Our nations long-term federal budget deficit problem is almost entirely a health care problem. Ten years ago, 17 percent of the federal budget was devoted to the two largest health care entitlement programs, Medicare and Medicaid. Over the past decade, that share
climbed to 21 percent and is expected to reach 25 percent by the end of this one. After that point, if we do nothing, Medicare and Medicaid will continue to swallow up a larger and larger proportion of the federal budget, while simultaneously pushing overall government spending to new and unsustainable heights. The Congressional Budget Office projects that, under current policies, spending on Medicare and Medicaid in 2030 will exceed $3 trillion, close to four times as much as is spent today. The health care path that we find ourselves on will lead to a budget that is permanently and dangerously unbalanced.

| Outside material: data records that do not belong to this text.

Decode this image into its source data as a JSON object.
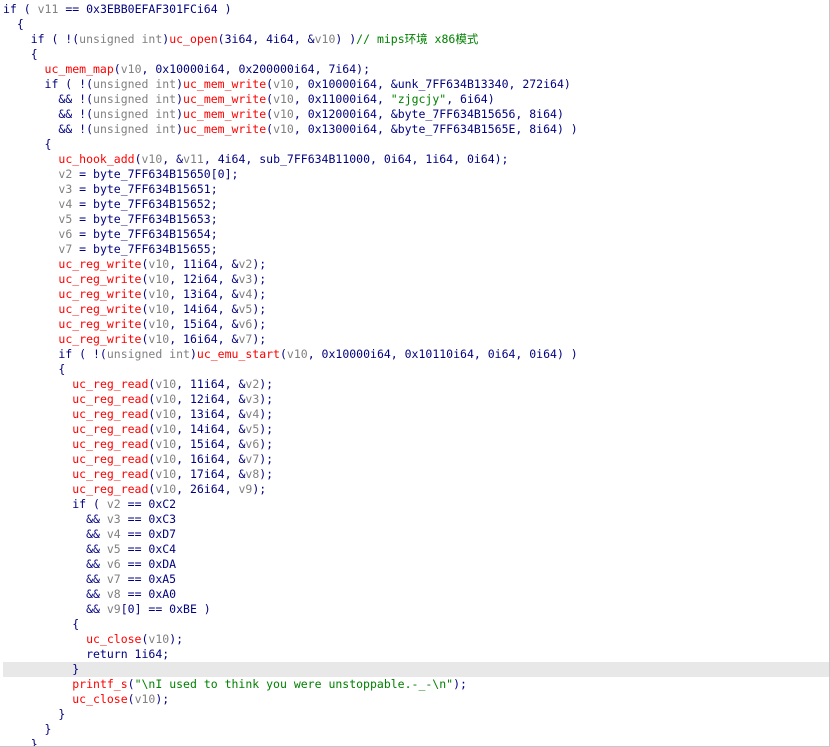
{
  "editor": {
    "lines": [
      {
        "parts": [
          {
            "t": "if ( "
          },
          {
            "t": "v11",
            "c": "var"
          },
          {
            "t": " == 0x3EBB0EFAF301FCi64 )"
          }
        ]
      },
      {
        "parts": [
          {
            "t": "  {"
          }
        ]
      },
      {
        "parts": [
          {
            "t": "    if ( !("
          },
          {
            "t": "unsigned int",
            "c": "ty"
          },
          {
            "t": ")"
          },
          {
            "t": "uc_open",
            "c": "fn"
          },
          {
            "t": "(3i64, 4i64, &"
          },
          {
            "t": "v10",
            "c": "var"
          },
          {
            "t": ") )"
          },
          {
            "t": "// mips环境 x86模式",
            "c": "cm"
          }
        ]
      },
      {
        "parts": [
          {
            "t": "    {"
          }
        ]
      },
      {
        "parts": [
          {
            "t": "      "
          },
          {
            "t": "uc_mem_map",
            "c": "fn"
          },
          {
            "t": "("
          },
          {
            "t": "v10",
            "c": "var"
          },
          {
            "t": ", 0x10000i64, 0x200000i64, 7i64);"
          }
        ]
      },
      {
        "parts": [
          {
            "t": "      if ( !("
          },
          {
            "t": "unsigned int",
            "c": "ty"
          },
          {
            "t": ")"
          },
          {
            "t": "uc_mem_write",
            "c": "fn"
          },
          {
            "t": "("
          },
          {
            "t": "v10",
            "c": "var"
          },
          {
            "t": ", 0x10000i64, &unk_7FF634B13340, 272i64)"
          }
        ]
      },
      {
        "parts": [
          {
            "t": "        && !("
          },
          {
            "t": "unsigned int",
            "c": "ty"
          },
          {
            "t": ")"
          },
          {
            "t": "uc_mem_write",
            "c": "fn"
          },
          {
            "t": "("
          },
          {
            "t": "v10",
            "c": "var"
          },
          {
            "t": ", 0x11000i64, "
          },
          {
            "t": "\"zjgcjy\"",
            "c": "str"
          },
          {
            "t": ", 6i64)"
          }
        ]
      },
      {
        "parts": [
          {
            "t": "        && !("
          },
          {
            "t": "unsigned int",
            "c": "ty"
          },
          {
            "t": ")"
          },
          {
            "t": "uc_mem_write",
            "c": "fn"
          },
          {
            "t": "("
          },
          {
            "t": "v10",
            "c": "var"
          },
          {
            "t": ", 0x12000i64, &byte_7FF634B15656, 8i64)"
          }
        ]
      },
      {
        "parts": [
          {
            "t": "        && !("
          },
          {
            "t": "unsigned int",
            "c": "ty"
          },
          {
            "t": ")"
          },
          {
            "t": "uc_mem_write",
            "c": "fn"
          },
          {
            "t": "("
          },
          {
            "t": "v10",
            "c": "var"
          },
          {
            "t": ", 0x13000i64, &byte_7FF634B1565E, 8i64) )"
          }
        ]
      },
      {
        "parts": [
          {
            "t": "      {"
          }
        ]
      },
      {
        "parts": [
          {
            "t": "        "
          },
          {
            "t": "uc_hook_add",
            "c": "fn"
          },
          {
            "t": "("
          },
          {
            "t": "v10",
            "c": "var"
          },
          {
            "t": ", &"
          },
          {
            "t": "v11",
            "c": "var"
          },
          {
            "t": ", 4i64, sub_7FF634B11000, 0i64, 1i64, 0i64);"
          }
        ]
      },
      {
        "parts": [
          {
            "t": "        "
          },
          {
            "t": "v2",
            "c": "var"
          },
          {
            "t": " = byte_7FF634B15650[0];"
          }
        ]
      },
      {
        "parts": [
          {
            "t": "        "
          },
          {
            "t": "v3",
            "c": "var"
          },
          {
            "t": " = byte_7FF634B15651;"
          }
        ]
      },
      {
        "parts": [
          {
            "t": "        "
          },
          {
            "t": "v4",
            "c": "var"
          },
          {
            "t": " = byte_7FF634B15652;"
          }
        ]
      },
      {
        "parts": [
          {
            "t": "        "
          },
          {
            "t": "v5",
            "c": "var"
          },
          {
            "t": " = byte_7FF634B15653;"
          }
        ]
      },
      {
        "parts": [
          {
            "t": "        "
          },
          {
            "t": "v6",
            "c": "var"
          },
          {
            "t": " = byte_7FF634B15654;"
          }
        ]
      },
      {
        "parts": [
          {
            "t": "        "
          },
          {
            "t": "v7",
            "c": "var"
          },
          {
            "t": " = byte_7FF634B15655;"
          }
        ]
      },
      {
        "parts": [
          {
            "t": "        "
          },
          {
            "t": "uc_reg_write",
            "c": "fn"
          },
          {
            "t": "("
          },
          {
            "t": "v10",
            "c": "var"
          },
          {
            "t": ", 11i64, &"
          },
          {
            "t": "v2",
            "c": "var"
          },
          {
            "t": ");"
          }
        ]
      },
      {
        "parts": [
          {
            "t": "        "
          },
          {
            "t": "uc_reg_write",
            "c": "fn"
          },
          {
            "t": "("
          },
          {
            "t": "v10",
            "c": "var"
          },
          {
            "t": ", 12i64, &"
          },
          {
            "t": "v3",
            "c": "var"
          },
          {
            "t": ");"
          }
        ]
      },
      {
        "parts": [
          {
            "t": "        "
          },
          {
            "t": "uc_reg_write",
            "c": "fn"
          },
          {
            "t": "("
          },
          {
            "t": "v10",
            "c": "var"
          },
          {
            "t": ", 13i64, &"
          },
          {
            "t": "v4",
            "c": "var"
          },
          {
            "t": ");"
          }
        ]
      },
      {
        "parts": [
          {
            "t": "        "
          },
          {
            "t": "uc_reg_write",
            "c": "fn"
          },
          {
            "t": "("
          },
          {
            "t": "v10",
            "c": "var"
          },
          {
            "t": ", 14i64, &"
          },
          {
            "t": "v5",
            "c": "var"
          },
          {
            "t": ");"
          }
        ]
      },
      {
        "parts": [
          {
            "t": "        "
          },
          {
            "t": "uc_reg_write",
            "c": "fn"
          },
          {
            "t": "("
          },
          {
            "t": "v10",
            "c": "var"
          },
          {
            "t": ", 15i64, &"
          },
          {
            "t": "v6",
            "c": "var"
          },
          {
            "t": ");"
          }
        ]
      },
      {
        "parts": [
          {
            "t": "        "
          },
          {
            "t": "uc_reg_write",
            "c": "fn"
          },
          {
            "t": "("
          },
          {
            "t": "v10",
            "c": "var"
          },
          {
            "t": ", 16i64, &"
          },
          {
            "t": "v7",
            "c": "var"
          },
          {
            "t": ");"
          }
        ]
      },
      {
        "parts": [
          {
            "t": "        if ( !("
          },
          {
            "t": "unsigned int",
            "c": "ty"
          },
          {
            "t": ")"
          },
          {
            "t": "uc_emu_start",
            "c": "fn"
          },
          {
            "t": "("
          },
          {
            "t": "v10",
            "c": "var"
          },
          {
            "t": ", 0x10000i64, 0x10110i64, 0i64, 0i64) )"
          }
        ]
      },
      {
        "parts": [
          {
            "t": "        {"
          }
        ]
      },
      {
        "parts": [
          {
            "t": "          "
          },
          {
            "t": "uc_reg_read",
            "c": "fn"
          },
          {
            "t": "("
          },
          {
            "t": "v10",
            "c": "var"
          },
          {
            "t": ", 11i64, &"
          },
          {
            "t": "v2",
            "c": "var"
          },
          {
            "t": ");"
          }
        ]
      },
      {
        "parts": [
          {
            "t": "          "
          },
          {
            "t": "uc_reg_read",
            "c": "fn"
          },
          {
            "t": "("
          },
          {
            "t": "v10",
            "c": "var"
          },
          {
            "t": ", 12i64, &"
          },
          {
            "t": "v3",
            "c": "var"
          },
          {
            "t": ");"
          }
        ]
      },
      {
        "parts": [
          {
            "t": "          "
          },
          {
            "t": "uc_reg_read",
            "c": "fn"
          },
          {
            "t": "("
          },
          {
            "t": "v10",
            "c": "var"
          },
          {
            "t": ", 13i64, &"
          },
          {
            "t": "v4",
            "c": "var"
          },
          {
            "t": ");"
          }
        ]
      },
      {
        "parts": [
          {
            "t": "          "
          },
          {
            "t": "uc_reg_read",
            "c": "fn"
          },
          {
            "t": "("
          },
          {
            "t": "v10",
            "c": "var"
          },
          {
            "t": ", 14i64, &"
          },
          {
            "t": "v5",
            "c": "var"
          },
          {
            "t": ");"
          }
        ]
      },
      {
        "parts": [
          {
            "t": "          "
          },
          {
            "t": "uc_reg_read",
            "c": "fn"
          },
          {
            "t": "("
          },
          {
            "t": "v10",
            "c": "var"
          },
          {
            "t": ", 15i64, &"
          },
          {
            "t": "v6",
            "c": "var"
          },
          {
            "t": ");"
          }
        ]
      },
      {
        "parts": [
          {
            "t": "          "
          },
          {
            "t": "uc_reg_read",
            "c": "fn"
          },
          {
            "t": "("
          },
          {
            "t": "v10",
            "c": "var"
          },
          {
            "t": ", 16i64, &"
          },
          {
            "t": "v7",
            "c": "var"
          },
          {
            "t": ");"
          }
        ]
      },
      {
        "parts": [
          {
            "t": "          "
          },
          {
            "t": "uc_reg_read",
            "c": "fn"
          },
          {
            "t": "("
          },
          {
            "t": "v10",
            "c": "var"
          },
          {
            "t": ", 17i64, &"
          },
          {
            "t": "v8",
            "c": "var"
          },
          {
            "t": ");"
          }
        ]
      },
      {
        "parts": [
          {
            "t": "          "
          },
          {
            "t": "uc_reg_read",
            "c": "fn"
          },
          {
            "t": "("
          },
          {
            "t": "v10",
            "c": "var"
          },
          {
            "t": ", 26i64, "
          },
          {
            "t": "v9",
            "c": "var"
          },
          {
            "t": ");"
          }
        ]
      },
      {
        "parts": [
          {
            "t": "          if ( "
          },
          {
            "t": "v2",
            "c": "var"
          },
          {
            "t": " == 0xC2"
          }
        ]
      },
      {
        "parts": [
          {
            "t": "            && "
          },
          {
            "t": "v3",
            "c": "var"
          },
          {
            "t": " == 0xC3"
          }
        ]
      },
      {
        "parts": [
          {
            "t": "            && "
          },
          {
            "t": "v4",
            "c": "var"
          },
          {
            "t": " == 0xD7"
          }
        ]
      },
      {
        "parts": [
          {
            "t": "            && "
          },
          {
            "t": "v5",
            "c": "var"
          },
          {
            "t": " == 0xC4"
          }
        ]
      },
      {
        "parts": [
          {
            "t": "            && "
          },
          {
            "t": "v6",
            "c": "var"
          },
          {
            "t": " == 0xDA"
          }
        ]
      },
      {
        "parts": [
          {
            "t": "            && "
          },
          {
            "t": "v7",
            "c": "var"
          },
          {
            "t": " == 0xA5"
          }
        ]
      },
      {
        "parts": [
          {
            "t": "            && "
          },
          {
            "t": "v8",
            "c": "var"
          },
          {
            "t": " == 0xA0"
          }
        ]
      },
      {
        "parts": [
          {
            "t": "            && "
          },
          {
            "t": "v9",
            "c": "var"
          },
          {
            "t": "[0] == 0xBE )"
          }
        ]
      },
      {
        "parts": [
          {
            "t": "          {"
          }
        ]
      },
      {
        "parts": [
          {
            "t": "            "
          },
          {
            "t": "uc_close",
            "c": "fn"
          },
          {
            "t": "("
          },
          {
            "t": "v10",
            "c": "var"
          },
          {
            "t": ");"
          }
        ]
      },
      {
        "parts": [
          {
            "t": "            return 1i64;"
          }
        ]
      },
      {
        "parts": [
          {
            "t": "          }"
          }
        ],
        "highlight": true
      },
      {
        "parts": [
          {
            "t": "          "
          },
          {
            "t": "printf_s",
            "c": "fn"
          },
          {
            "t": "("
          },
          {
            "t": "\"\\nI used to think you were unstoppable.-_-\\n\"",
            "c": "str"
          },
          {
            "t": ");"
          }
        ]
      },
      {
        "parts": [
          {
            "t": "          "
          },
          {
            "t": "uc_close",
            "c": "fn"
          },
          {
            "t": "("
          },
          {
            "t": "v10",
            "c": "var"
          },
          {
            "t": ");"
          }
        ]
      },
      {
        "parts": [
          {
            "t": "        }"
          }
        ]
      },
      {
        "parts": [
          {
            "t": "      }"
          }
        ]
      },
      {
        "parts": [
          {
            "t": "    }"
          }
        ]
      }
    ]
  }
}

The health care reform plans that are currently before Congress take the first step toward getting off of our current path and onto a more sustainable one. They do not solve the entire problem, but the plans do offer tens of billions of dollars worth of direct deficit reduction plus the promise of billions of dollars more in savings as the efficiency and modernization provisions kick in.
Anyone concerned about our long-term budget situation but opposed to the current health reform effort must answer this simple question: In the absence of health care reform, what other policies do you support that will reduce the deficit by at least $1 trillion over the next two decades?